Member of the Legislative Assembly of Quebec for Charlevoix
- In office 1871–1875
- Preceded by: Léon-Charles Clément
- Succeeded by: Onésime Gauthier

Personal details
- Born: May 20, 1810 Baie-Saint-Paul, Lower Canada
- Died: August 28, 1885 (aged 75) Baie-Saint-Paul, Quebec
- Party: Liberal

= Adolphe Gagnon =

Canadian politician

Adolphe Gagnon (May 20, 1810 - August 28, 1885) was a merchant and political figure in Quebec. He represented Charlevoix in the Legislative Assembly of the Province of Canada from 1861 to 1866 and in the Legislative Assembly of Quebec from 1871 to 1875 as a Liberal member.

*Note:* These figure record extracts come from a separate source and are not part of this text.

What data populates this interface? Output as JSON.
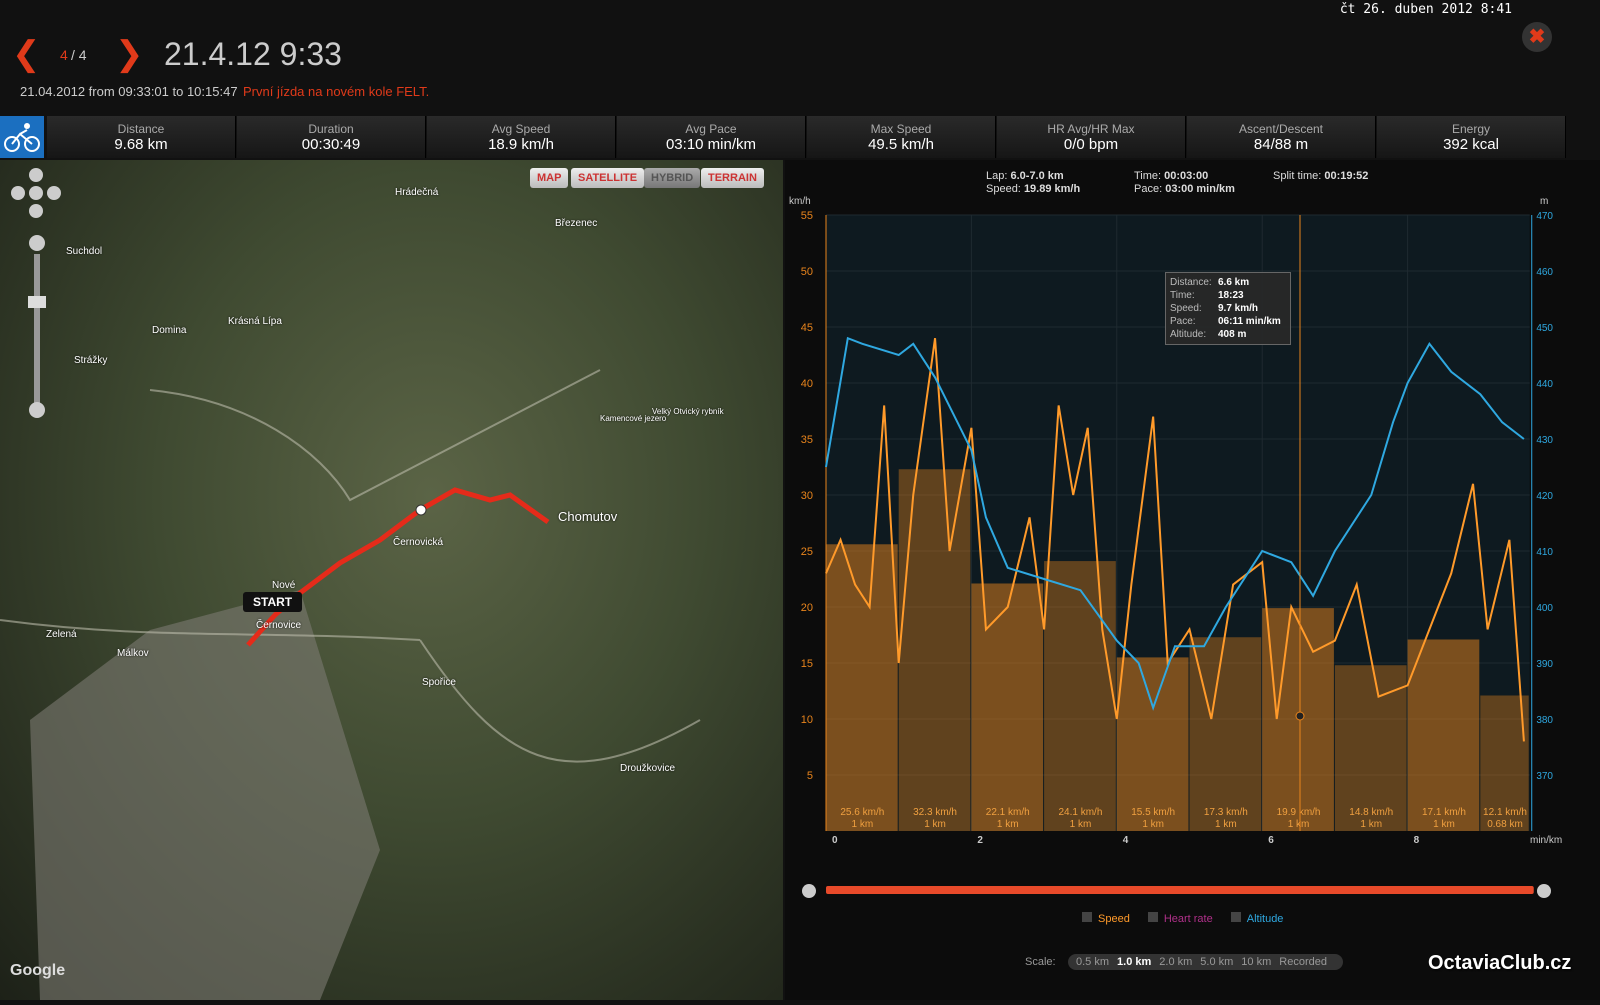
{
  "header": {
    "clock": "čt 26. duben 2012 8:41",
    "page": "4",
    "of": "/ 4",
    "title": "21.4.12 9:33",
    "date_range": "21.04.2012 from 09:33:01 to 10:15:47",
    "note": "První jízda na novém kole FELT."
  },
  "stats": [
    {
      "label": "Distance",
      "value": "9.68 km"
    },
    {
      "label": "Duration",
      "value": "00:30:49"
    },
    {
      "label": "Avg Speed",
      "value": "18.9 km/h"
    },
    {
      "label": "Avg Pace",
      "value": "03:10 min/km"
    },
    {
      "label": "Max Speed",
      "value": "49.5 km/h"
    },
    {
      "label": "HR Avg/HR Max",
      "value": "0/0 bpm"
    },
    {
      "label": "Ascent/Descent",
      "value": "84/88 m"
    },
    {
      "label": "Energy",
      "value": "392 kcal"
    }
  ],
  "map": {
    "buttons": [
      "MAP",
      "SATELLITE",
      "HYBRID",
      "TERRAIN"
    ],
    "start": "START",
    "brand": "Google",
    "places": [
      "Hrádečná",
      "Březenec",
      "Suchdol",
      "Domina",
      "Krásná Lípa",
      "Strážky",
      "Chomutov",
      "Černovická",
      "Nové",
      "Černovice",
      "Zelená",
      "Málkov",
      "Spořice",
      "Droužkovice",
      "Kamencové jezero",
      "Velký Otvický rybník"
    ]
  },
  "split": {
    "lap_label": "Lap:",
    "lap": "6.0-7.0 km",
    "speed_label": "Speed:",
    "speed": "19.89 km/h",
    "time_label": "Time:",
    "time": "00:03:00",
    "pace_label": "Pace:",
    "pace": "03:00 min/km",
    "split_label": "Split time:",
    "split": "00:19:52"
  },
  "tooltip": [
    [
      "Distance:",
      "6.6 km"
    ],
    [
      "Time:",
      "18:23"
    ],
    [
      "Speed:",
      "9.7 km/h"
    ],
    [
      "Pace:",
      "06:11 min/km"
    ],
    [
      "Altitude:",
      "408 m"
    ]
  ],
  "chart_data": {
    "type": "line",
    "y_label": "km/h",
    "y2_label": "m",
    "x_label": "min/km",
    "xlim": [
      0,
      9.68
    ],
    "xticks": [
      0,
      2,
      4,
      6,
      8
    ],
    "ylim": [
      0,
      55
    ],
    "yticks": [
      5,
      10,
      15,
      20,
      25,
      30,
      35,
      40,
      45,
      50,
      55
    ],
    "y2lim": [
      360,
      470
    ],
    "y2ticks": [
      370,
      380,
      390,
      400,
      410,
      420,
      430,
      440,
      450,
      460,
      470
    ],
    "laps": {
      "color": "#e8841c",
      "values": [
        25.6,
        32.3,
        22.1,
        24.1,
        15.5,
        17.3,
        19.9,
        14.8,
        17.1,
        12.1
      ],
      "value_labels": [
        "25.6 km/h",
        "32.3 km/h",
        "22.1 km/h",
        "24.1 km/h",
        "15.5 km/h",
        "17.3 km/h",
        "19.9 km/h",
        "14.8 km/h",
        "17.1 km/h",
        "12.1 km/h"
      ],
      "distances": [
        1,
        1,
        1,
        1,
        1,
        1,
        1,
        1,
        1,
        0.68
      ],
      "distance_labels": [
        "1 km",
        "1 km",
        "1 km",
        "1 km",
        "1 km",
        "1 km",
        "1 km",
        "1 km",
        "1 km",
        "0.68 km"
      ]
    },
    "series": [
      {
        "name": "Speed",
        "color": "#ff9a2a",
        "x": [
          0,
          0.2,
          0.4,
          0.6,
          0.8,
          1.0,
          1.2,
          1.5,
          1.7,
          2.0,
          2.2,
          2.5,
          2.8,
          3.0,
          3.2,
          3.4,
          3.6,
          3.8,
          4.0,
          4.2,
          4.5,
          4.7,
          5.0,
          5.3,
          5.6,
          6.0,
          6.2,
          6.4,
          6.7,
          7.0,
          7.3,
          7.6,
          8.0,
          8.3,
          8.6,
          8.9,
          9.1,
          9.4,
          9.6
        ],
        "values": [
          23,
          26,
          22,
          20,
          38,
          15,
          30,
          44,
          25,
          36,
          18,
          20,
          28,
          18,
          38,
          30,
          36,
          18,
          10,
          22,
          37,
          15,
          18,
          10,
          22,
          24,
          10,
          20,
          16,
          17,
          22,
          12,
          13,
          18,
          23,
          31,
          18,
          26,
          8
        ]
      },
      {
        "name": "Heart rate",
        "color": "#b0308a",
        "x": [],
        "values": []
      },
      {
        "name": "Altitude",
        "color": "#2fa8e0",
        "axis": "y2",
        "x": [
          0,
          0.3,
          0.5,
          1.0,
          1.2,
          1.5,
          2.0,
          2.2,
          2.5,
          3.0,
          3.5,
          4.0,
          4.3,
          4.5,
          4.8,
          5.2,
          5.5,
          6.0,
          6.4,
          6.7,
          7.0,
          7.5,
          7.8,
          8.0,
          8.3,
          8.6,
          9.0,
          9.3,
          9.6
        ],
        "values": [
          425,
          448,
          447,
          445,
          447,
          441,
          428,
          416,
          407,
          405,
          403,
          394,
          390,
          382,
          393,
          393,
          400,
          410,
          408,
          402,
          410,
          420,
          433,
          440,
          447,
          442,
          438,
          433,
          430
        ]
      }
    ]
  },
  "scale": {
    "label": "Scale:",
    "options": [
      "0.5 km",
      "1.0 km",
      "2.0 km",
      "5.0 km",
      "10 km",
      "Recorded"
    ]
  },
  "watermark": "OctaviaClub.cz"
}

He was born in Baie-Saint-Paul, Quebec, the son of Louis-Joseph Gagnon and Marguerite Durette, (a.k.a. Marguerite Durette dit Rochefort). Gagnon was a justice of the peace and a lieutenant in the militia for Charlevoix County. He served as mayor of the parish of Saint-Pierre-et-Saint-Paul from 1845 to 1857 and as county warden. Gagnon was married twice: to Ursule Garneau in 1833 and to Adelphine Huot in 1855. He was an unsuccessful candidate for a seat in the Legislative Council in 1856 and 1857. In 1867, he ran unsuccessfully for a seat in the Canadian House of Commons. Gagnon died in the parish of Saint-Pierre-et-Saint-Paul at the age of 75.

His daughter Justine married Henry Simard who later served in the House of Commons.